Given an input string (s) and a pattern (p), implement regular expression matching with support for '.' and '*'.

'.' Matches any single character.
'*' Matches zero or more of the preceding element.

The matching should cover the entire input string (not partial).

Note:

s could be empty and contains only lowercase letters a-z.
p could be empty and contains only lowercase letters a-z, and characters like . or *.

Example 1:

Input:
s = "aa"
p = "a"
Output: false
Explanation: "a" does not match the entire string "aa".

Example 2:

Input:
s = "aa"
p = "a*"
Output: true
Explanation: '*' means zero or more of the precedeng element, 'a'. Therefore, by repeating 'a' once, it becomes "aa".

Example 3:

Input:
s = "ab"
p = ".*"
Output: true
Explanation: ".*" means "zero or more (*) of any character (.)".

Example 4:

Input:
s = "aab"
p = "c*a*b"
Output: true
Explanation: c can be repeated 0 times, a can be repeated 1 time.
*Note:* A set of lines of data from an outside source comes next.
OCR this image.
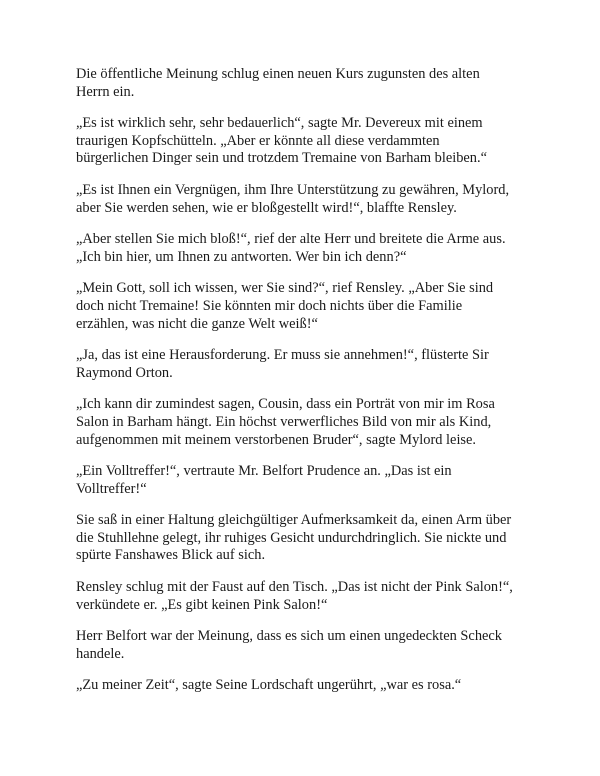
Die öffentliche Meinung schlug einen neuen Kurs zugunsten des alten
Herrn ein.

„Es ist wirklich sehr, sehr bedauerlich“, sagte Mr. Devereux mit einem
traurigen Kopfschütteln. „Aber er könnte all diese verdammten
bürgerlichen Dinger sein und trotzdem Tremaine von Barham bleiben.“

„Es ist Ihnen ein Vergnügen, ihm Ihre Unterstützung zu gewähren, Mylord,
aber Sie werden sehen, wie er bloßgestellt wird!“, blaffte Rensley.

„Aber stellen Sie mich bloß!“, rief der alte Herr und breitete die Arme aus.
„Ich bin hier, um Ihnen zu antworten. Wer bin ich denn?“

„Mein Gott, soll ich wissen, wer Sie sind?“, rief Rensley. „Aber Sie sind
doch nicht Tremaine! Sie könnten mir doch nichts über die Familie
erzählen, was nicht die ganze Welt weiß!“

„Ja, das ist eine Herausforderung. Er muss sie annehmen!“, flüsterte Sir
Raymond Orton.

„Ich kann dir zumindest sagen, Cousin, dass ein Porträt von mir im Rosa
Salon in Barham hängt. Ein höchst verwerfliches Bild von mir als Kind,
aufgenommen mit meinem verstorbenen Bruder“, sagte Mylord leise.

„Ein Volltreffer!“, vertraute Mr. Belfort Prudence an. „Das ist ein
Volltreffer!“

Sie saß in einer Haltung gleichgültiger Aufmerksamkeit da, einen Arm über
die Stuhllehne gelegt, ihr ruhiges Gesicht undurchdringlich. Sie nickte und
spürte Fanshawes Blick auf sich.

Rensley schlug mit der Faust auf den Tisch. „Das ist nicht der Pink Salon!“,
verkündete er. „Es gibt keinen Pink Salon!“

Herr Belfort war der Meinung, dass es sich um einen ungedeckten Scheck
handele.

„Zu meiner Zeit“, sagte Seine Lordschaft ungerührt, „war es rosa.“
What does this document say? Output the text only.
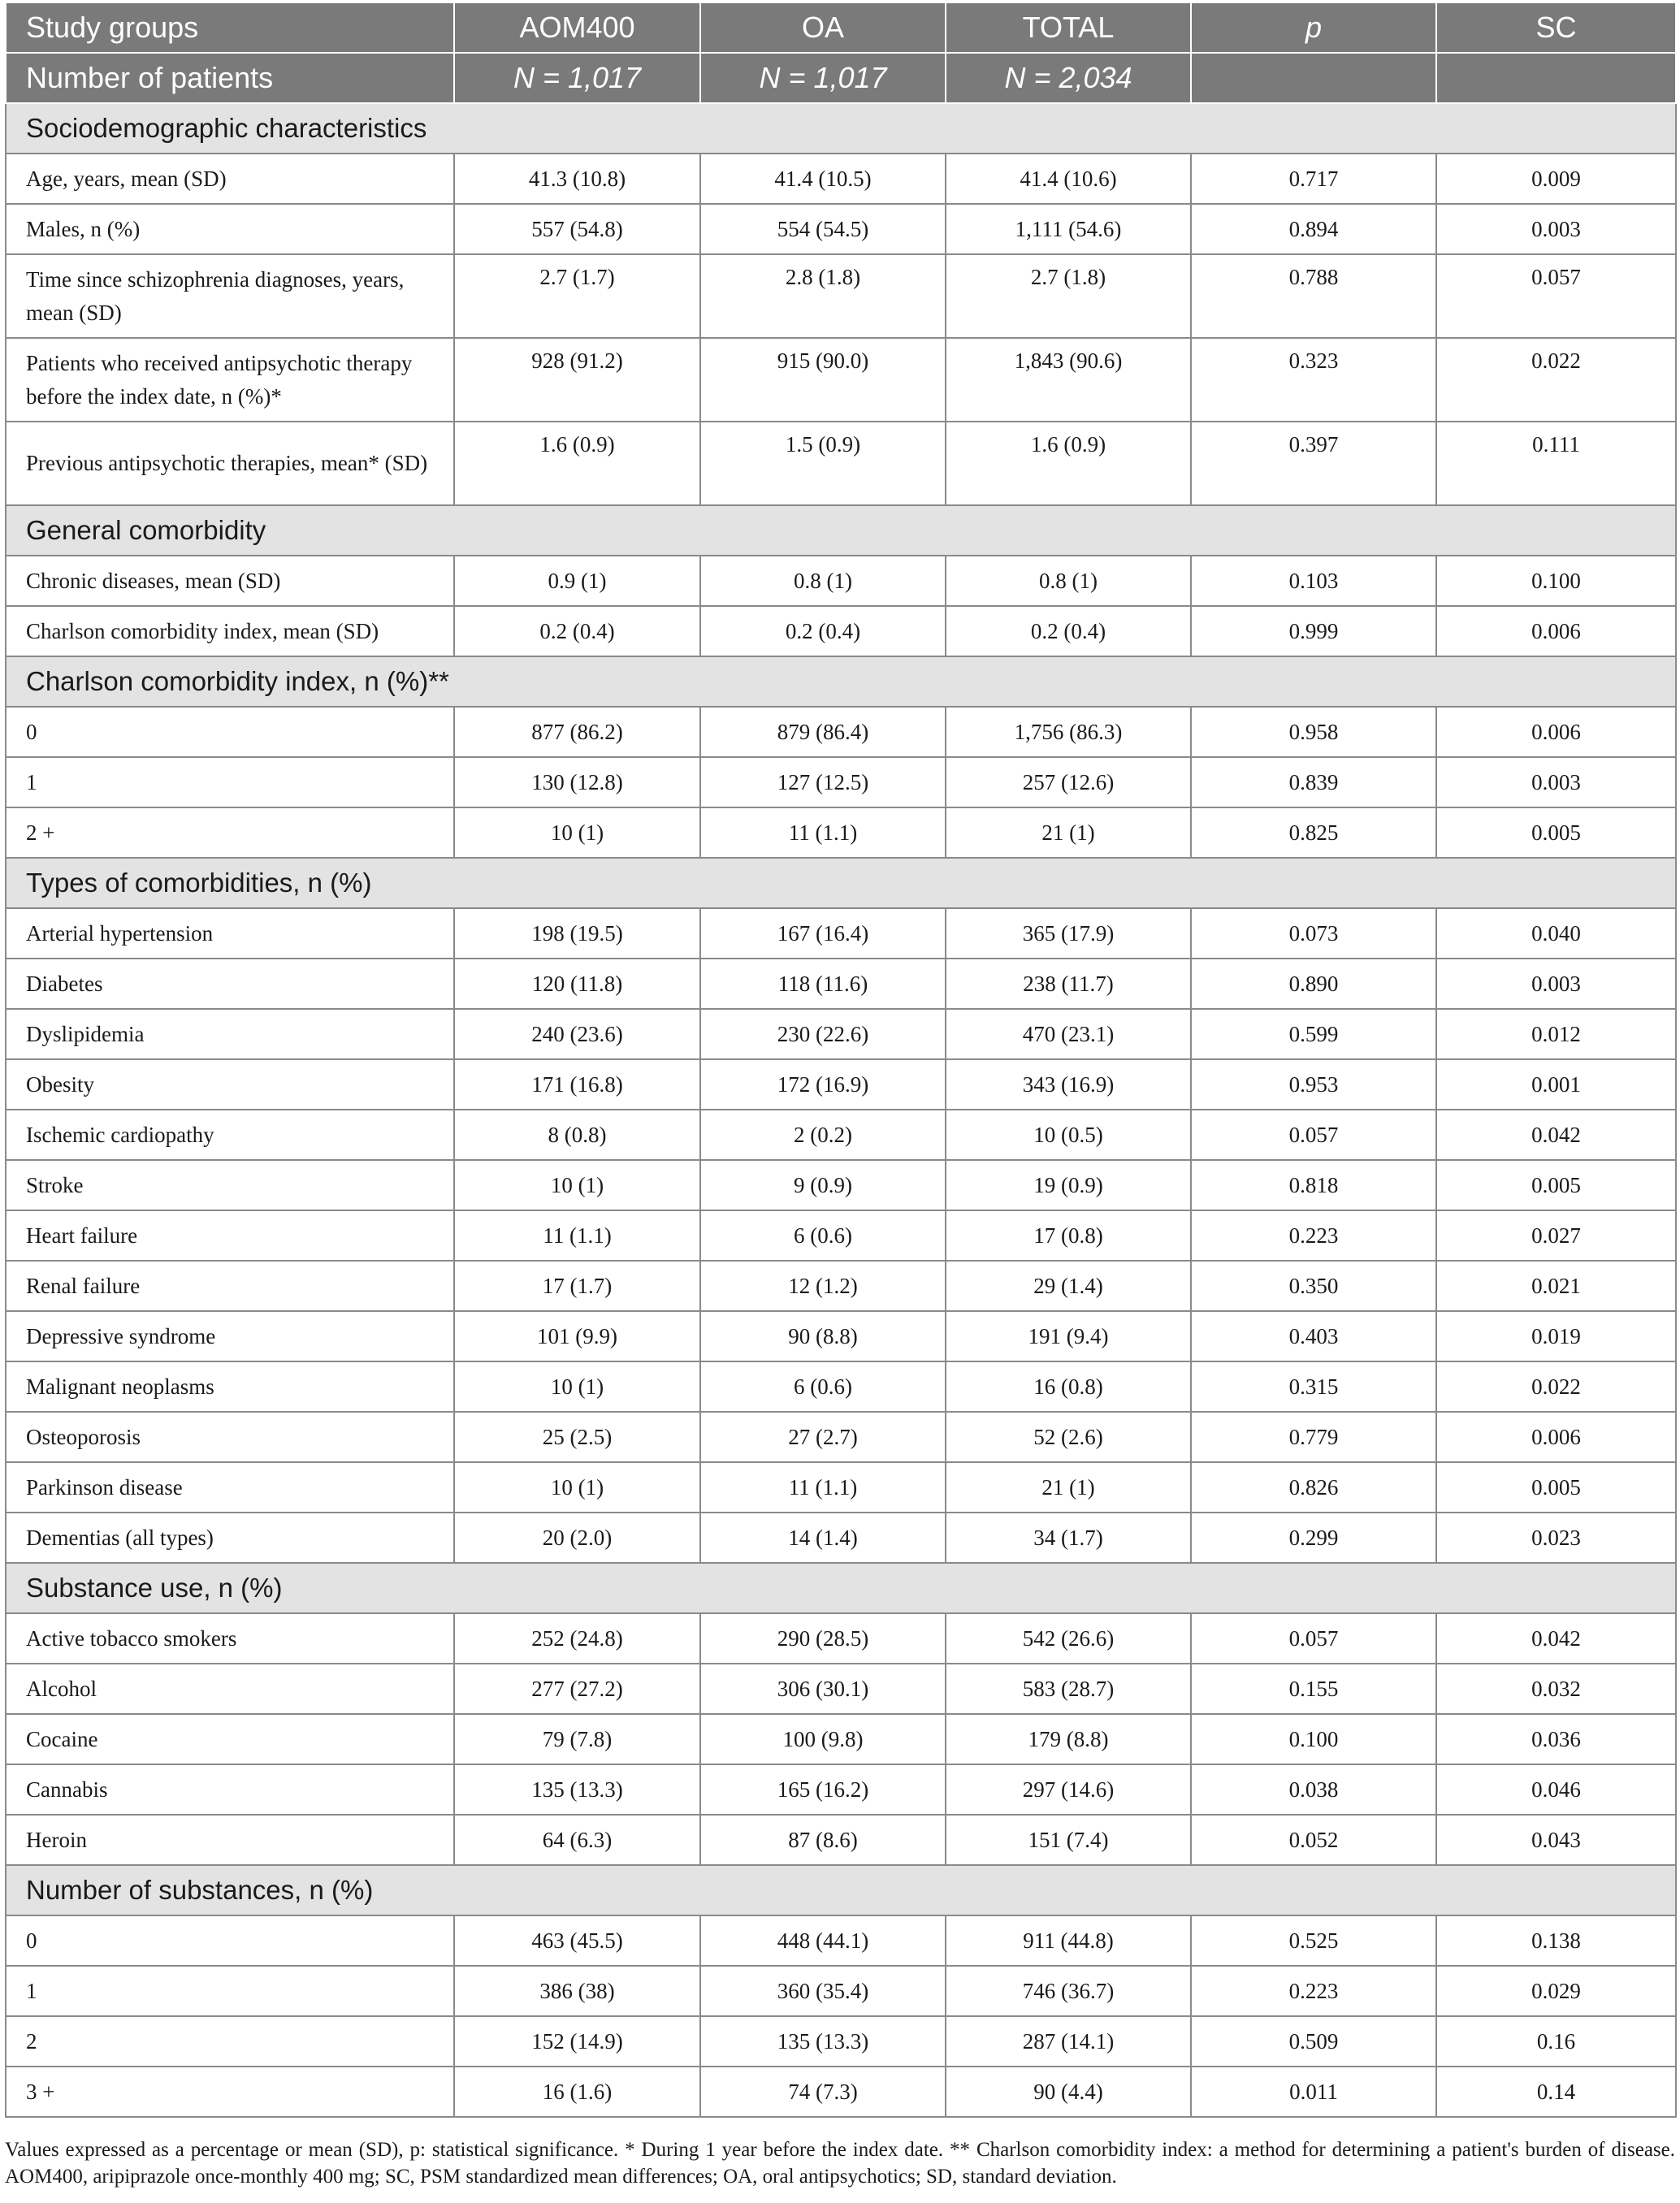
Study groups	AOM400	OA	TOTAL	p	SC
Number of patients	N = 1,017	N = 1,017	N = 2,034		
Sociodemographic characteristics					
Age, years, mean (SD)	41.3 (10.8)	41.4 (10.5)	41.4 (10.6)	0.717	0.009
Males, n (%)	557 (54.8)	554 (54.5)	1,111 (54.6)	0.894	0.003
Time since schizophrenia diagnoses, years, mean (SD)	2.7 (1.7)	2.8 (1.8)	2.7 (1.8)	0.788	0.057
Patients who received antipsychotic therapy before the index date, n (%)*	928 (91.2)	915 (90.0)	1,843 (90.6)	0.323	0.022
Previous antipsychotic therapies, mean* (SD)	1.6 (0.9)	1.5 (0.9)	1.6 (0.9)	0.397	0.111
General comorbidity					
Chronic diseases, mean (SD)	0.9 (1)	0.8 (1)	0.8 (1)	0.103	0.100
Charlson comorbidity index, mean (SD)	0.2 (0.4)	0.2 (0.4)	0.2 (0.4)	0.999	0.006
Charlson comorbidity index, n (%)**					
0	877 (86.2)	879 (86.4)	1,756 (86.3)	0.958	0.006
1	130 (12.8)	127 (12.5)	257 (12.6)	0.839	0.003
2 +	10 (1)	11 (1.1)	21 (1)	0.825	0.005
Types of comorbidities, n (%)					
Arterial hypertension	198 (19.5)	167 (16.4)	365 (17.9)	0.073	0.040
Diabetes	120 (11.8)	118 (11.6)	238 (11.7)	0.890	0.003
Dyslipidemia	240 (23.6)	230 (22.6)	470 (23.1)	0.599	0.012
Obesity	171 (16.8)	172 (16.9)	343 (16.9)	0.953	0.001
Ischemic cardiopathy	8 (0.8)	2 (0.2)	10 (0.5)	0.057	0.042
Stroke	10 (1)	9 (0.9)	19 (0.9)	0.818	0.005
Heart failure	11 (1.1)	6 (0.6)	17 (0.8)	0.223	0.027
Renal failure	17 (1.7)	12 (1.2)	29 (1.4)	0.350	0.021
Depressive syndrome	101 (9.9)	90 (8.8)	191 (9.4)	0.403	0.019
Malignant neoplasms	10 (1)	6 (0.6)	16 (0.8)	0.315	0.022
Osteoporosis	25 (2.5)	27 (2.7)	52 (2.6)	0.779	0.006
Parkinson disease	10 (1)	11 (1.1)	21 (1)	0.826	0.005
Dementias (all types)	20 (2.0)	14 (1.4)	34 (1.7)	0.299	0.023
Substance use, n (%)					
Active tobacco smokers	252 (24.8)	290 (28.5)	542 (26.6)	0.057	0.042
Alcohol	277 (27.2)	306 (30.1)	583 (28.7)	0.155	0.032
Cocaine	79 (7.8)	100 (9.8)	179 (8.8)	0.100	0.036
Cannabis	135 (13.3)	165 (16.2)	297 (14.6)	0.038	0.046
Heroin	64 (6.3)	87 (8.6)	151 (7.4)	0.052	0.043
Number of substances, n (%)					
0	463 (45.5)	448 (44.1)	911 (44.8)	0.525	0.138
1	386 (38)	360 (35.4)	746 (36.7)	0.223	0.029
2	152 (14.9)	135 (13.3)	287 (14.1)	0.509	0.16
3 +	16 (1.6)	74 (7.3)	90 (4.4)	0.011	0.14
Values expressed as a percentage or mean (SD), p: statistical significance. * During 1 year before the index date. ** Charlson comorbidity index: a method for determining a patient's burden of disease. AOM400, aripiprazole once-monthly 400 mg; SC, PSM standardized mean differences; OA, oral antipsychotics; SD, standard deviation.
Therefore it matches "aab".

Example 5:

Input:
s = "mississippi"
p = "mis*is*p*."
Output: false

Solution

class Solution {
    public boolean isMatch(String s, String p) {
        if (s == null || p == null) return false;
        boolean[][] dp = new boolean[s.length()+1][p.length()+1];
        dp[0][0] = true;
        for (int i = 1; i < p.length(); i++) {
            if (p.charAt(i) == '*' && dp[0][i-1]) dp[0][i+1] = true;
        }
        for (int i = 0; i < s.length(); i++) {
            for (int j = 0; j < p.length(); j++) {
                // '.' or same char
                if (p.charAt(j) == '.' || p.charAt(j) == s.charAt(i)) {
                    dp[i+1][j+1] = dp[i][j];
                } else if (j != 0 && p.charAt(j) == '*') {
                    if (p.charAt(j-1) != s.charAt(i) && p.charAt(j-1) != '.') {
                        dp[i+1][j+1] = dp[i+1][j-1];
                    } else {
                        //multiple s.charAt(i) or none s.charAt(i)
                        dp[i+1][j+1] = dp[i][j+1] || dp[i+1][j-1]; 
                    }
                }
            }
        }
        return dp[s.length()][p.length()];
    }
}